Marko hatte Mühe, die Tränen zurückzuhalten, und fluchte auf die Tante. «Dieses verrückte Weib. Du kannst dir nicht vorstellen, wie oft ich sie nach den Sachen meiner Mutter gefragt habe, Schatz. Wenigstens eine kleine Erinnerung hätte ich gerne gehabt. Und immer behauptete sie, sie habe damals einiges verkauft und das meiste weggeworfen. Und dabei lag das hier im Keller.»
Dann legte er ihr das Medaillon um den Hals. «Ich will, dass du es trägst, auch bei der Geburt. Sie hat es damals abgenommen. Das wirst du nicht tun, versprich mir das.» Sie versprach es und wollte weitersuchen, das Stöbern machte ihr Spaß. Aber er meinte, es sei zu kalt. «Du hast ja schon ganz steife Finger. Fahren wir lieber nach Hause, ehe du dir einen Schnupfen holst. Es eilt ja nicht hier.»
In den letzten Wochen vor der Geburt wich er ihr keinen Schritt mehr von der Seite. Er wollte dabei sein, wenn sein Sohn geboren wurde. Er suchte den Namen aus – Kevin – und die Einrichtung fürs Kinderzimmer – zweckmäßig, ohne Schnörkel, Seidenblumen oder Glaskugeln. Er begleitete sie zu den Arztterminen und stellte unendlich viele Fragen, weil doch bei Jasmin von einer Beckenanomalie die Rede gewesen war. Diesmal hieß es, es sei alles in Ordnung. Aber das war es nicht.
Kevin kam schon Ende Februar 1997, vier Wochen vor dem errechneten Termin zur Welt. Die Wehen begannen am frühen Abend, Marko fuhr sie ins Krankenhaus, stand ihr die ganze Nacht zur Seite, obwohl er kaum etwas tun konnte. Die Geburt zog sich endlos und sehr schmerzhaft in die Länge, weil sie es ablehnte, sich eine Anästhesie geben zu lassen. Bei Jasmin hatte sie nichts gespürt. Nun wollte sie fühlen, wie ein Mensch auf die Welt kam, wenn sie schon nicht wusste, wie es gewesen war, als ein Mensch durch ihre Schuld diese Welt verließ.

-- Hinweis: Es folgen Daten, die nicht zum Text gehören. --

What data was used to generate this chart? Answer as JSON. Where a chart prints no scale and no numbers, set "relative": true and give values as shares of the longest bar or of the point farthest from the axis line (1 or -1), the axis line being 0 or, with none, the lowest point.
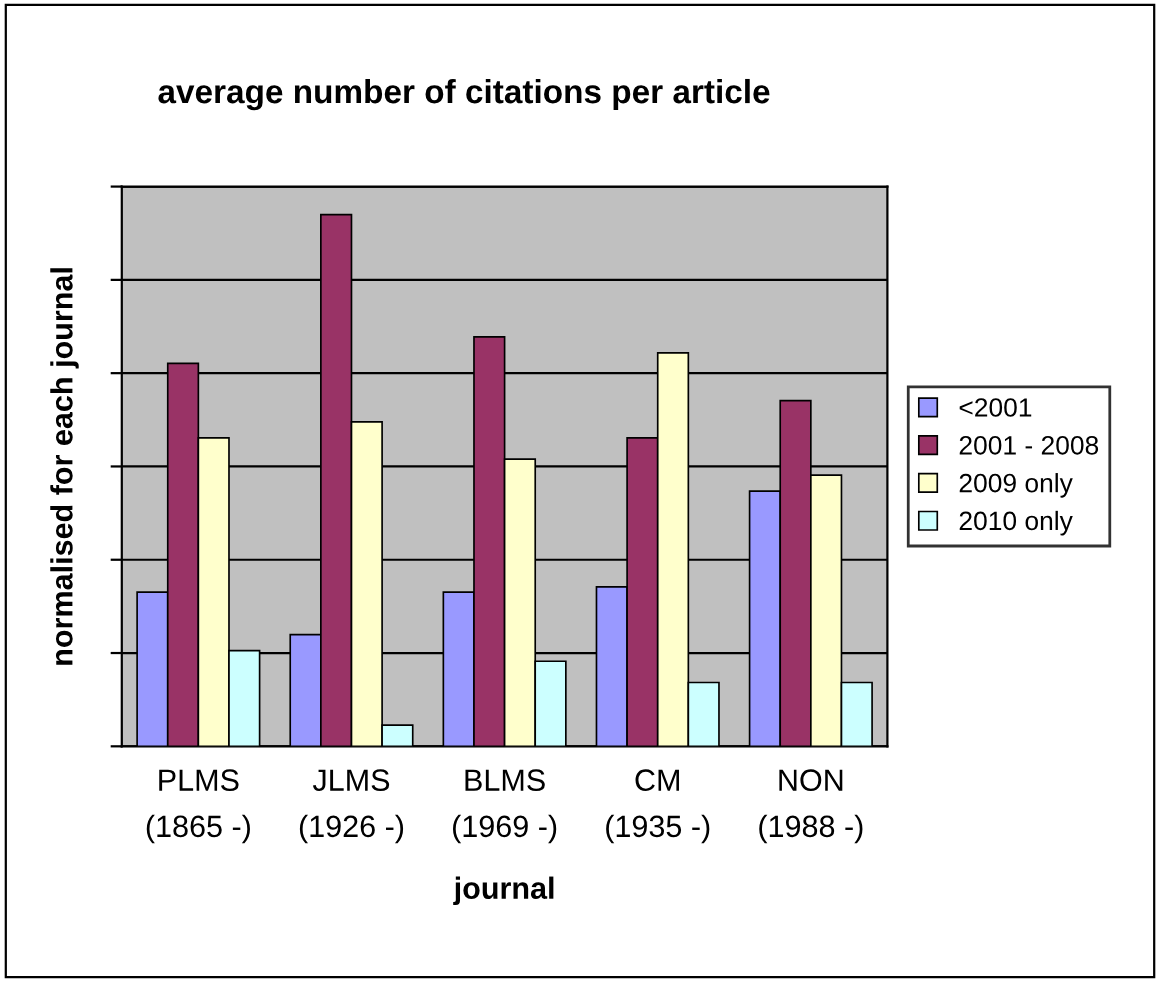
{
  "chart_data": {
    "type": "bar",
    "title": "average number of citations per article",
    "xlabel": "journal",
    "ylabel": "normalised for each journal",
    "relative": true,
    "grid": "y",
    "legend": "right",
    "categories": [
      "PLMS\n(1865 -)",
      "JLMS\n(1926 -)",
      "BLMS\n(1969 -)",
      "CM\n(1935 -)",
      "NON\n(1988 -)"
    ],
    "series": [
      {
        "name": "<2001",
        "color": "#9999ff",
        "values": [
          0.29,
          0.21,
          0.29,
          0.3,
          0.48
        ]
      },
      {
        "name": "2001 - 2008",
        "color": "#993366",
        "values": [
          0.72,
          1,
          0.77,
          0.58,
          0.65
        ]
      },
      {
        "name": "2009 only",
        "color": "#ffffcc",
        "values": [
          0.58,
          0.61,
          0.54,
          0.74,
          0.51
        ]
      },
      {
        "name": "2010 only",
        "color": "#ccffff",
        "values": [
          0.18,
          0.04,
          0.16,
          0.12,
          0.12
        ]
      }
    ]
  }
}
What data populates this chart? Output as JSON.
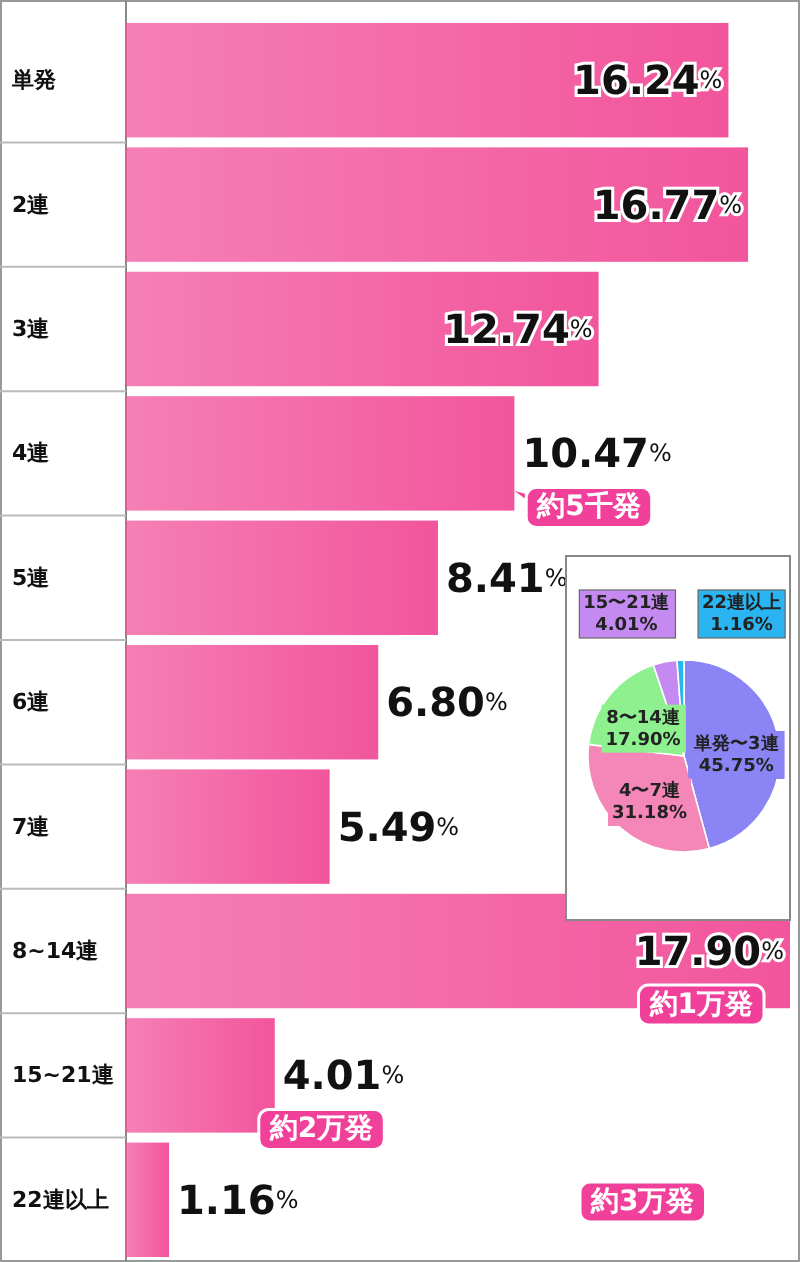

Schließlich reichte ihre Kraft nicht mehr für die Presswehen. Marko, der bis dahin ihre Hand gehalten, ihr gut zugeredet und den Schweiß von der Stirn gewischt hatte, wurde aus dem Geburtszimmer gewiesen. Für einen Kaiserschnitt war es viel zu spät. Der Arzt musste zur Saugglocke greifen.
Tagelang sah Kevins Kopf aus, als trüge er eine Zipfelmütze. Ein schönes Baby war ihr Sohn nicht. Nur Margo fand ihn hinreißend. Christa nannte ihn ein putziges Kerlchen, und wie sie das ausdrückte, klang es, als habe man nach all den Scherereien von ihr nichts Besseres erwarten dürfen. Norbert löste eine wahre Flut von Tränen aus mit dem saloppen Rat: «Jetzt kannst du endlich die Enten wegschmeißen. Wenn du ihn an den Teich legst, fällt er nicht auf, den hält garantiert jeder für einen Gartenzwerg.»